Update (April 18, 6:22PM): I had a very civil and friendly chat with Mika Epstein over at the #pluginreview Making WordPress Slack channel (you can check it out if you want to). Here’s a summary:

  • The review team keeps the opinion that the plugin should not be approved on the grounds of being very specific and the fact that there’s already a plugin on the repo that can do the same (and more);
  • I still do not agree with the review team position and believe a smaller, simpler, no options plugin is a better solution for this specific situation (my opinion is backed up by very experienced developers, like Mario Peshev or the folks over at ACF, for example);
  • We agree to disagree;
  • I don’t think the arguments given by the team fit into the “reserve the right to reject any plugin on any grounds we feel are reasonable” sentence, and that stuff like “you cannot publish a plugin that does the same as another but less than the original” should be on the guidelines (if this is, in fact, a guideline, to which I strongly disagree);
  • The review team (or at least Mika) considers this blog post is not an attack on the team but rather my opinion, to which I’m entitled to;
  • I will never shut my mouth when I think something is not right within the community I love and contribute for;
  • Even if I still do not agree with the review team position on this rejection, it makes no sense to keep discussing this because, at the end of the day, it’s their decision and nothing that I can say will change that;
  • I’ll seek into another way to solve the Angolan community problem, probably by updating the original, already approved, “PT AO90” plugin (which is basically the same as the one rejected) to serve both proposes;

Thanks to all those who supported me on this.

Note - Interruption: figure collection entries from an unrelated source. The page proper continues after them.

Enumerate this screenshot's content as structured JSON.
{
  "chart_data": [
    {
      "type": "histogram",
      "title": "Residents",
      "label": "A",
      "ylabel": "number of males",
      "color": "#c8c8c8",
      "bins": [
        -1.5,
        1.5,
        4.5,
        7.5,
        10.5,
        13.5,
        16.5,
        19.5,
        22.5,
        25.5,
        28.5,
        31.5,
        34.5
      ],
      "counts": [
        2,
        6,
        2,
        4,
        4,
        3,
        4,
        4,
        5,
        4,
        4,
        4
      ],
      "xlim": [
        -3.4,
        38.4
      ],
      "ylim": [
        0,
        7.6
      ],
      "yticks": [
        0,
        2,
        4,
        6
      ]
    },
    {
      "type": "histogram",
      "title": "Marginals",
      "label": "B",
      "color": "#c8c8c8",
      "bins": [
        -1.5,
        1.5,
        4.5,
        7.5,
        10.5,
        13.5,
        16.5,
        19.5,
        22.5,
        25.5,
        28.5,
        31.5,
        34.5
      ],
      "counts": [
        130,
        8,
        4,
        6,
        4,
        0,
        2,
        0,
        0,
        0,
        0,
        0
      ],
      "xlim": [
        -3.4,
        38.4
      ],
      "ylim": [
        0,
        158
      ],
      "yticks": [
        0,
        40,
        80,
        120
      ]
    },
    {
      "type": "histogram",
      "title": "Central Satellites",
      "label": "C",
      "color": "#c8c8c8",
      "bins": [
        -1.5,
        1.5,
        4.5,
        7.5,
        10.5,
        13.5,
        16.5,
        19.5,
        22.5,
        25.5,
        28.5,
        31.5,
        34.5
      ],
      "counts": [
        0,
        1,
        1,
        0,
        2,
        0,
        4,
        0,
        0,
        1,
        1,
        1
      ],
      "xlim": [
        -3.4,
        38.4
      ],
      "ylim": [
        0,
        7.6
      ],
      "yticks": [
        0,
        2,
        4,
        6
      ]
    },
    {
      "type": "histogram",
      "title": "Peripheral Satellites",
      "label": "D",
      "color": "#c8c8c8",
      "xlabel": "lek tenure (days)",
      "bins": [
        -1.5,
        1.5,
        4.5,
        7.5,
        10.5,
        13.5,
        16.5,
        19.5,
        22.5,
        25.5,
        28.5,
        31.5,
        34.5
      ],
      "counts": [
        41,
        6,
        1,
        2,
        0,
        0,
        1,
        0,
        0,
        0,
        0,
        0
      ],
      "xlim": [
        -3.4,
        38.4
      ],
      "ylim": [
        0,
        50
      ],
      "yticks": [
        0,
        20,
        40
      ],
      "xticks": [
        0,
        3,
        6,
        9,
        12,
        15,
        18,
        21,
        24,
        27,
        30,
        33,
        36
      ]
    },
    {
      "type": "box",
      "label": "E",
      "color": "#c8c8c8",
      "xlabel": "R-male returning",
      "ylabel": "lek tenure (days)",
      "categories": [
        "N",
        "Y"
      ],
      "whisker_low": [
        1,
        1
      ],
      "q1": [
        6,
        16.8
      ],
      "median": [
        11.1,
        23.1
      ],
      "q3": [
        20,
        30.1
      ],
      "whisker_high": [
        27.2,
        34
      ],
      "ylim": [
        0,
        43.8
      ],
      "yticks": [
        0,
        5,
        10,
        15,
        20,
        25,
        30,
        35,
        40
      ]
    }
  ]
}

Dear Angolan friends, you can find the rejected PT AO plugin here. Just install it and your WordPress install will be set to “Português de Angola” with fallback to “Português” (Portugal).

Junte-se à conversa

9 comentários

  1. Join the wordpress slack channel and escalate it to Ipstenu (Mika Epstein) or Otto. Pretty sure someone will dig sense into the mind of this reviewer.

    1. Pretty sure that it was Mika replying to Marco all the time, she is so rude most of the time!

      Marco, you mention that you make money with WP, just keep doing that and forget about participating in this community, those days are long gone!

  2. Thanks for your contributions.

    Seems some people at and Automattic don’t want/need “the community” any more, this becomes more and more obvious everywhere.

    “So long, and thanks for all the fish..”

  3. Has WordPress lost its way? This certainly seems to be inline with that trend.

    The plugin store if filled with plenty of garbage (to say nothing of the general code quality), so this rejection sounds silly, at best. What were they thinking? Were they thinking?

    Thanks for sharing. I’ll refer to this the next time someone says, “You should add your plugin to” No way. No worth the nonsense.

  4. In fact, they are fragmenting the user base with this behaviour. I always tell my clients that they should head to the plugin repository as a first stop – that’s just a no-brainer. Apparently, I’ll have to change this and be curating my own list of reliable third sources in the future if this nonsense goes on. Maybe WordPress is already past the prime of its era. 🙁

  5. I am having the same exact problem – i have never had such an issue in all the other plugins or work i’ve done on wordpress. This is eerily the same scenario – however i’m not on the slack channel. Any advice for contacting for secondary review?

  6. Good read. For what it’s worth, I found your arguments way more convincing than WP’s. The contact form analogy alone detonates their whole thought process. But like with most things, what sucks most is feeling like one’s trust, time and passion has been betrayed when they give you a middle finger like this. Oh well.